Entró en el camino de acceso, pero antes de entrar prefirió subir andando la duna hasta el lago, que allí era salvaje y tempestuoso. Una gaviota se suspendía inmóvil sobre la playa, sujeta por las corrientes de aire. La arena estaba cubierta de maderas que el agua había traído hasta allí. El centeno se agitaba enloquecido y los pinos se mecían con una elegancia no estudiada. Continuó descendiendo por la colina hasta la larga franja de arena. Las olas se levantaban desde el lago en largas y silenciosas sombras que caían con una furia de trueno, espuma y barro. En el lapso de calma entre dos olas, oyó el rumor de las burbujas rompiéndose y vio miles de salpicaduras de plata sobre la arena, como estrellas asustadas que corrieran en busca de refugio.
Stride no podía posponerlo más. Trepó por la duna, subió los escalones traseros de la casa y entró. Todo estaba tal como lo había dejado, excepto por el polvo en las superficies y el olor a rancio del aire, que había permanecido estancado durante semanas. La casa tenía una quietud de funeral, y el único sonido era el de sus pasos sobre las desiguales tablas del suelo. Fue de una habitación a otra como un extraño, reencontrándose con sus posesiones. Cuando entró en el baño principal, detectó un rastro del jabón floral que usaba Serena y un persistente vestigio de su perfume. Había estado allí, pero se había ido. Como él. Contempló su reflejo en el espejo, pero nadie le devolvió la mirada.
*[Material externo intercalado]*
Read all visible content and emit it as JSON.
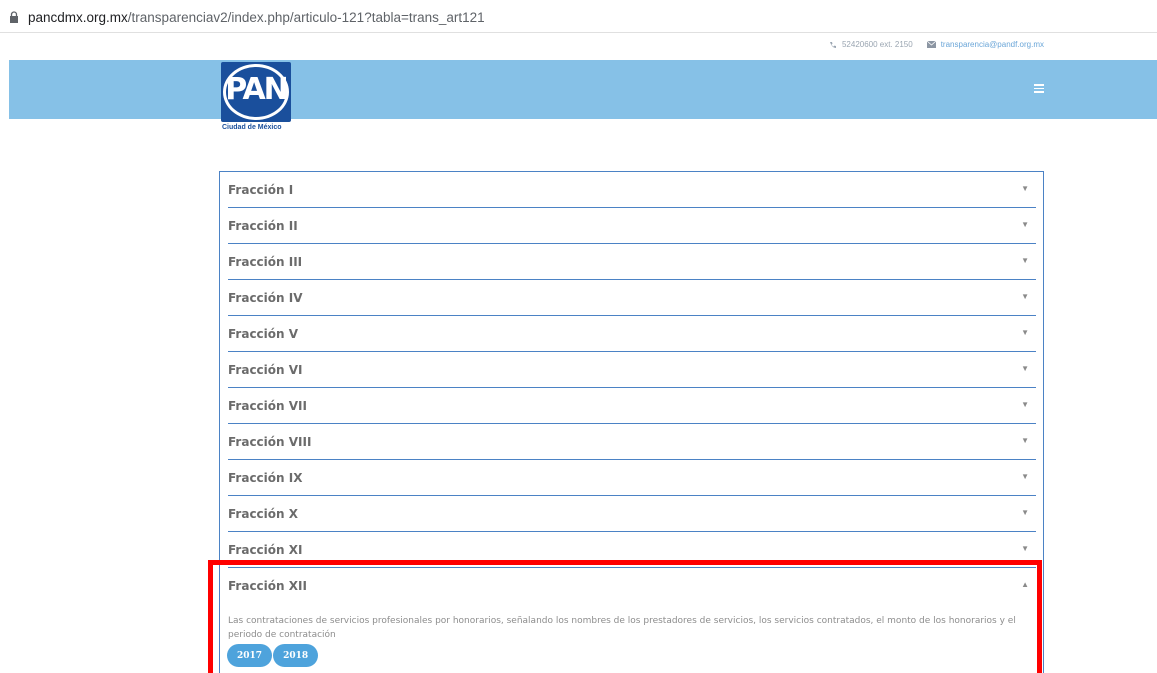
{
  "browser": {
    "url_host": "pancdmx.org.mx",
    "url_path": "/transparenciav2/index.php/articulo-121?tabla=trans_art121"
  },
  "topbar": {
    "phone": "52420600 ext. 2150",
    "email": "transparencia@pandf.org.mx"
  },
  "logo": {
    "text": "PAN",
    "caption": "Ciudad de México",
    "color": "#1a4f9c"
  },
  "colors": {
    "nav": "#86c1e7",
    "accent": "#4b82c5",
    "highlight": "#ff0000",
    "year_button": "#4ea3dc"
  },
  "accordion": {
    "items": [
      {
        "label": "Fracción I",
        "arrow": "▼"
      },
      {
        "label": "Fracción II",
        "arrow": "▼"
      },
      {
        "label": "Fracción III",
        "arrow": "▼"
      },
      {
        "label": "Fracción IV",
        "arrow": "▼"
      },
      {
        "label": "Fracción V",
        "arrow": "▼"
      },
      {
        "label": "Fracción VI",
        "arrow": "▼"
      },
      {
        "label": "Fracción VII",
        "arrow": "▼"
      },
      {
        "label": "Fracción VIII",
        "arrow": "▼"
      },
      {
        "label": "Fracción IX",
        "arrow": "▼"
      },
      {
        "label": "Fracción X",
        "arrow": "▼"
      },
      {
        "label": "Fracción XI",
        "arrow": "▼"
      },
      {
        "label": "Fracción XII",
        "arrow": "▲"
      }
    ],
    "expanded": {
      "description": "Las contrataciones de servicios profesionales por honorarios, señalando los nombres de los prestadores de servicios, los servicios contratados, el monto de los honorarios y el periodo de contratación",
      "years": [
        "2017",
        "2018"
      ]
    }
  }
}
Estaba sucediendo otra vez. La opresión en el pecho. La sensación de que sus pulmones pugnaban por conseguir aire. Se sostuvo en el fregadero cuando el mareo se adueñó de él y la cabeza empezó a darle vueltas. Se sentía como si un torno estuviera apretando su cráneo. Cuando se miró en el espejo de nuevo, su piel estaba pastosa y empapada en sudor. Sus párpados eran oscuras capuchas sobre sus ojos. Dejó que el agua corriera por la pila y se remojó la cara.
Necesitaba beber algo. Avanzó lentamente por el espacio principal de la casita hasta la cocina y encontró una lata de Coca-Cola en la nevera. La abrió, la puso sobre la encimera y luego alcanzó la estantería más alta del armarito para coger un vaso largo. No pensó en lo que estaba haciendo. Sus manos estaban mojadas. Alcanzó el vaso con los dedos, pero se le escurrió.
Cayó.
Y él cayó con él.
«Maldita sea».
Volvía a estar sobre el agua, muy arriba. Su cuerpo salió disparado como una bala desde el puente, cortando el viento hacia la bahía. El aire de la noche se convirtió en un silbido abrasador en sus oídos. Tres segundos, eso es todo lo que duró. Tres segundos para darse cuenta de que iba a morir, tres segundos para golpear como un martillo la superficie. Sus terminaciones nerviosas explotaron de dolor. La dura y fría agua se convirtió en su tumba. Su mente le condujo a las profundas mandíbulas de la bahía, una y otra vez, y en cada ocasión su cuerpo salía disparado como un cohete a través del aire. Deseó que el impacto le matara de una vez por todas. Casi pudo oír las palabras que se formaban en su pecho.
«Mátame».
Al despertar, Stride se encontró en el suelo de la cocina, rodeado por los cristales rotos del vaso; algunos fragmentos eran tan bellos como diamantes, otros grandes y mortíferos como puntas de flecha. Rastros carmesí rezumaban de los cortes de sus brazos. Su camisa estaba manchada por la sangre que había goteado de su mejilla y su cuello, ya que las esquirlas habían alcanzado su cara. Extendió las manos y miró los borrones que aparecían en ellas como si la sangre proviniera de un cuerpo extraño. Los cortes no le escocían. No sentía su pierna, la que se había roto en la caída. Se le había dormido.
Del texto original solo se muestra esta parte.